Until last year, Azen shared the beachfront apartment with her husband of more than five decades, Dr. Norman Azen, an internal medicine physician who had a practice in Miami Shores for many years.

When her “compañero” died in August last year, her optimism was put to the test, Harwich said. But she tried hard to accept the loss for the sake of her family, knowing that they relied on her strength and generosity to keep them united.

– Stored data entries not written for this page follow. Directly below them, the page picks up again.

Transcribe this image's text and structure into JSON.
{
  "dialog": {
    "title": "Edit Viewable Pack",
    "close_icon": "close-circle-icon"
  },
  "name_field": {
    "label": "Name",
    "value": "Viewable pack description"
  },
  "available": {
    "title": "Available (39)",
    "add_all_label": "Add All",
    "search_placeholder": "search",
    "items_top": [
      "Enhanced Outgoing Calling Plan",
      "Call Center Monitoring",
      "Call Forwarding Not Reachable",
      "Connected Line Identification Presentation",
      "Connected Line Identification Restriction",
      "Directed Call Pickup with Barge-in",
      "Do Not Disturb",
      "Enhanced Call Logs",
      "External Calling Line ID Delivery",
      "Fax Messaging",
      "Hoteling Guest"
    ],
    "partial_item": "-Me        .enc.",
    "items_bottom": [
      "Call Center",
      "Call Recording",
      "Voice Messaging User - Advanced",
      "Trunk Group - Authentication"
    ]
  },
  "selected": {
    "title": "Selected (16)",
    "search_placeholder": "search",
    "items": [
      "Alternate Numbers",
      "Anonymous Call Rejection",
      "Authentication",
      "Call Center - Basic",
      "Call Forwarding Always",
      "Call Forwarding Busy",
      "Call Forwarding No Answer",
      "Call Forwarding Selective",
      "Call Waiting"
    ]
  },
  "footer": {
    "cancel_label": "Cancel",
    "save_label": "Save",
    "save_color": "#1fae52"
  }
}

Harwich said her mom showed her boundless love for her family by helping them organize gatherings and “numerous and thoughtfully planned parties.”

Her mother was very involved in Harwich’s wedding to Peter Harwich in a dazzling late-afternoon ceremony at Vizcaya Museum & Gardens in 1999.

According to a Martha Stewart Weddings magazine article that year, the black-tie ceremony at the museum’s garden was followed by a cocktail hour in which guests listened to a string quartet and munched on pears wrapped in prosciutto and miniature croque monsieur sandwiches. The menu for the dinner was vichyssoise, grilled veal chops and a cheese course, while a 10-man band played classics.

The female guests had fans with ribbons at their place settings, so that they could wear them while dancing.

And a Colombian touch was everywhere at the party: A gorgeous three-tiered white cake decorated with fondant cut-work lace and velvety red roses from Colombia, matching the bride’s bouquet and the elegant flower arrangements.